Robert Gates is the secretary of defense. Adm. Mike Mullen is the chairman of the Joint Chiefs of Staff, and President Obama’s principal military adviser.
“The powers that be are aware of this report, but they are ignoring it. We asked for honest hearings so this would be out in the open and discussed and they slammed the door on us,”
“We’re going to get hearings sooner or later if we have to sleep on their doorstep.”
Baugham’s call for hearings was echoed by Elaine Donnelly, president of the Center for Military Readiness and a leading critic of open homosexuality in the military.
“They’re taking the first step to begin the training so they can repeal the 1993 law [banning open homosexuality],” said Donnelly. “Once training is started, the secretary of defense, the president and the chairman of the Joint Chiefs can certify that everything is prepared.”
Before the “gay” ban can be repealed, the president, secretary of defense and chairman of the Joint Chiefs of Staff must “certify” that the military can allow open homosexuals to serve without impairing military effectiveness, readiness, unit cohesion, and recruiting and retention. The ban will be repealed 60 days after certification.
“What they’re trying to do is by no means simple,” added Donnelly. “LGBT law has all kinds of complexities. Looking at it superficially as they tried to do at Friday’s briefing isn’t going to work.
“Our position is members of Congress have to have hearings and ask hard questions. Scores of questions need to be asked and answered. I’m preparing the list. It’s really sad the military and its culture is being sacrificed so the president can deliver on his campaign promises.”
President Obama promised to lift the military’s “gay” ban during the 2008 presidential campaign.
“As far as the training goes, the services, we’re pretty certain they’ll be ready during the month of February to start the training because of where we are right now in terms of training policy development,” said Stanley.
“What we’ve been doing for the last several weeks is working with representatives from all the military departments to develop the training guidance and modules and training plans, so to speak. And we expect to have those accomplished next week,” added Deputy Assistant Secretary of Defense for Military Personnel Policy Vee Penrod.

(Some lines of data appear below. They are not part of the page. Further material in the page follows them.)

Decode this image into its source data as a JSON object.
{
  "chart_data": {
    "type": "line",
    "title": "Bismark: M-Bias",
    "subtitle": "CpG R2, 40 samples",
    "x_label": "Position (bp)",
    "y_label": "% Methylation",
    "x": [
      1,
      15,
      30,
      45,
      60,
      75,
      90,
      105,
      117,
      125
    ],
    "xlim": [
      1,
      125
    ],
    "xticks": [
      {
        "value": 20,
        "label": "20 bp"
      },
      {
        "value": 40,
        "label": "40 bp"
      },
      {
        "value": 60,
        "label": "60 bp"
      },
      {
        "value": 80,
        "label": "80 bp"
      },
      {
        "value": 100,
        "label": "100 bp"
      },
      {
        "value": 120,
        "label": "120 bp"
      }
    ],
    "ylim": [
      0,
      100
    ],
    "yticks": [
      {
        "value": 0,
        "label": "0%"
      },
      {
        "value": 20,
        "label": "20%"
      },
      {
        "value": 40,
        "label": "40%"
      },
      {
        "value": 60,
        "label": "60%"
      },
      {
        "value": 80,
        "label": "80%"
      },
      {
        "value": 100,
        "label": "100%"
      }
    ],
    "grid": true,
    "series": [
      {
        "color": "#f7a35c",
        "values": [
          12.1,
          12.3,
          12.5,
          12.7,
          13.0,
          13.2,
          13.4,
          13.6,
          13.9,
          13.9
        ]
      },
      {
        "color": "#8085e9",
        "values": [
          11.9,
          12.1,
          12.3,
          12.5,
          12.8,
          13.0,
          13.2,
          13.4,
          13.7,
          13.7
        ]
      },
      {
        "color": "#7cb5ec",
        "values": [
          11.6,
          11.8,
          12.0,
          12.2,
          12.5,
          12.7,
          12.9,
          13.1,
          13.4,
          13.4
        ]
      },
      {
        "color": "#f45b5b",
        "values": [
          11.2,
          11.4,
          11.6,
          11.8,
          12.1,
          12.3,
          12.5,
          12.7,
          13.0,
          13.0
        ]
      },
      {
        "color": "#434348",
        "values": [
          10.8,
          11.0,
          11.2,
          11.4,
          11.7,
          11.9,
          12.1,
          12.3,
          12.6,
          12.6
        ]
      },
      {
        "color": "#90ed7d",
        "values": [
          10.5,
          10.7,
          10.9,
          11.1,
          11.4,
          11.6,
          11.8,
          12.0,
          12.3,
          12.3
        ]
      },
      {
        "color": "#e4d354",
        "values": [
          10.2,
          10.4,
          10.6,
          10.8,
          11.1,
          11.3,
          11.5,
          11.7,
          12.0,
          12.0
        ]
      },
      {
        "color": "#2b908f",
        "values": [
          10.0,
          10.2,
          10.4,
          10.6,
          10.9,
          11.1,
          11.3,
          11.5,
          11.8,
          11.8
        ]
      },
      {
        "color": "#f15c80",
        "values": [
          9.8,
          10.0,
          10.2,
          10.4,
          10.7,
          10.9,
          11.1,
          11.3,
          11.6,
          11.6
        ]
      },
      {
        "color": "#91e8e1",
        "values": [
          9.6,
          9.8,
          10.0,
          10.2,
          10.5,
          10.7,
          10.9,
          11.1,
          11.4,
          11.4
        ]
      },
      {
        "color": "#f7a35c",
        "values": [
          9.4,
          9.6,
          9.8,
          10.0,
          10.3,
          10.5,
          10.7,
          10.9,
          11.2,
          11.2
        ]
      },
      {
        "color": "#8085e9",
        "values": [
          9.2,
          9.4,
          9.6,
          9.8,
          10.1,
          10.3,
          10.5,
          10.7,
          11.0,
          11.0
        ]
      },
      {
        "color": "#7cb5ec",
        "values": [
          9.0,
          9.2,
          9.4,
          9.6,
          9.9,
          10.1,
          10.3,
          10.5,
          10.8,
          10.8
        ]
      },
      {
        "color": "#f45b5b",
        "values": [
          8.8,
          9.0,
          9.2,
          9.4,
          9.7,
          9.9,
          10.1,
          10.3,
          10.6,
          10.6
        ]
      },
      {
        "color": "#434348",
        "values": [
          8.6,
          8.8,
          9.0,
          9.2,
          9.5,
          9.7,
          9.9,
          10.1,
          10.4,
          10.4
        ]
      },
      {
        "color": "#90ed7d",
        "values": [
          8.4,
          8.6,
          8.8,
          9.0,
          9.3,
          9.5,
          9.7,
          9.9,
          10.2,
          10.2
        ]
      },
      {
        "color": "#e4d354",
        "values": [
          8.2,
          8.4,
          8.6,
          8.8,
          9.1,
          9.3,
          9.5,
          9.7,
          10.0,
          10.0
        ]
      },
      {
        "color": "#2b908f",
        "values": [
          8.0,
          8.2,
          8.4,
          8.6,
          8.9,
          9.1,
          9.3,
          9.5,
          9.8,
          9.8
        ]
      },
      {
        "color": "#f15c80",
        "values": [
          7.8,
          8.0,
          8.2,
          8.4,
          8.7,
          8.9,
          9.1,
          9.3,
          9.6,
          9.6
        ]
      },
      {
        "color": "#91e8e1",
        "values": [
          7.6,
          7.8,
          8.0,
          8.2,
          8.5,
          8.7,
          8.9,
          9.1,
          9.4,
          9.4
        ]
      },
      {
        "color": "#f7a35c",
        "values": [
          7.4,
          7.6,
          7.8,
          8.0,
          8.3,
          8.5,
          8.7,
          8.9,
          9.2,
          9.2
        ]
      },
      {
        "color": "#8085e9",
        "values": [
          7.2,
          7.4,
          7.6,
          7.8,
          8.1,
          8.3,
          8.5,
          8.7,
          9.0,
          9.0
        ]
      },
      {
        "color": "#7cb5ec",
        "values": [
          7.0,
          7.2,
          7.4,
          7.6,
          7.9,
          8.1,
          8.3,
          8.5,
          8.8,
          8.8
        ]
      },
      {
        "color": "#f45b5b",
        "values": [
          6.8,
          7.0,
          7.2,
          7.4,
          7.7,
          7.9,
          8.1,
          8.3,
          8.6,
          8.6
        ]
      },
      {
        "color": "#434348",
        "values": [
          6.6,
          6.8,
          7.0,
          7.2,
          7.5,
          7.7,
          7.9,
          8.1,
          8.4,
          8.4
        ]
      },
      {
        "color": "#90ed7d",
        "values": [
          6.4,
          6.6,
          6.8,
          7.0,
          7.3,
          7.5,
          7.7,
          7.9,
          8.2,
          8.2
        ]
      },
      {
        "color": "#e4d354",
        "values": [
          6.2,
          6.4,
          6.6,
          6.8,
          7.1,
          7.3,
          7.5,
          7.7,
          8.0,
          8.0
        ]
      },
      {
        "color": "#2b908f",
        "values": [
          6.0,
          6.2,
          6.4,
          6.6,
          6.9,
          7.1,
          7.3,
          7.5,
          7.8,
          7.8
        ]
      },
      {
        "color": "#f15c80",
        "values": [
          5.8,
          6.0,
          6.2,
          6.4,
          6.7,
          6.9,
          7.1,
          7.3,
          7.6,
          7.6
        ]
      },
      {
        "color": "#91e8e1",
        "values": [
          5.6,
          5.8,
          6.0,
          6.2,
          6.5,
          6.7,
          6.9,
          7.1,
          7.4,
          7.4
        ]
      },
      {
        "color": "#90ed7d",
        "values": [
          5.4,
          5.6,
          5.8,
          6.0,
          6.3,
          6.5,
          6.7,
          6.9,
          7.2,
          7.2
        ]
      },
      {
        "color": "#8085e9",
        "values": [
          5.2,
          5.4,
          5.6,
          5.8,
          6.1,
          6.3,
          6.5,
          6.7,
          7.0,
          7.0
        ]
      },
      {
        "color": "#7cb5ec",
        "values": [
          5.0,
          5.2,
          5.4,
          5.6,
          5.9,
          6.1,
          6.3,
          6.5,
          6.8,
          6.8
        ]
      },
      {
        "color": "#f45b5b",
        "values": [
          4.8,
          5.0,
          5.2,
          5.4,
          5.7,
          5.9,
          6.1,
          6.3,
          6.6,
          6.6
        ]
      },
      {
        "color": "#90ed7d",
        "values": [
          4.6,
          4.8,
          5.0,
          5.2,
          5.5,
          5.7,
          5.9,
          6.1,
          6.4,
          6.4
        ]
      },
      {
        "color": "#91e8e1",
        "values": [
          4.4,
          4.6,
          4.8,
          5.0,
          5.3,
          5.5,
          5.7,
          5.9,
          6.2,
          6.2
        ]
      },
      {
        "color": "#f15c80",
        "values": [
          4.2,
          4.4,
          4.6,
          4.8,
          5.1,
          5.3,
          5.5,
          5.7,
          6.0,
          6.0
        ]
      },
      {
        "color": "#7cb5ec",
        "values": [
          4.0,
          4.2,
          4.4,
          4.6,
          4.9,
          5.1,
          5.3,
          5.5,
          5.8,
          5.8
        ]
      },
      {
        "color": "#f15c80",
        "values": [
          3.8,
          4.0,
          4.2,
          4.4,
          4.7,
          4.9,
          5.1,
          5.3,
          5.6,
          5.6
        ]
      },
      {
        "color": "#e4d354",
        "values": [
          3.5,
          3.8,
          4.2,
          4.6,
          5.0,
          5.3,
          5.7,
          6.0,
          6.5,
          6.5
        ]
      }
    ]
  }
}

Stanley also said he expected the repeal of the “Don’t Ask, Don’t Tell” policy banning open homosexuals in the military to be implemented before the end of 2011, so open homosexuals will be able to serve before the new year, but he wouldn’t set a target date.
“As Secretary Gates says, we believe we can do it within this year,” said Stanley. “Based upon what we know right now, we believe we can do that. But there’s no artificial target put down because that would create an artificiality that just wouldn’t be real.”
Marine Gen. James Cartwright characterized the one-year prediction as “a good goal,” but he cautioned that the Pentagon may “discover something” that could delay the implementation of the repeal into 2012.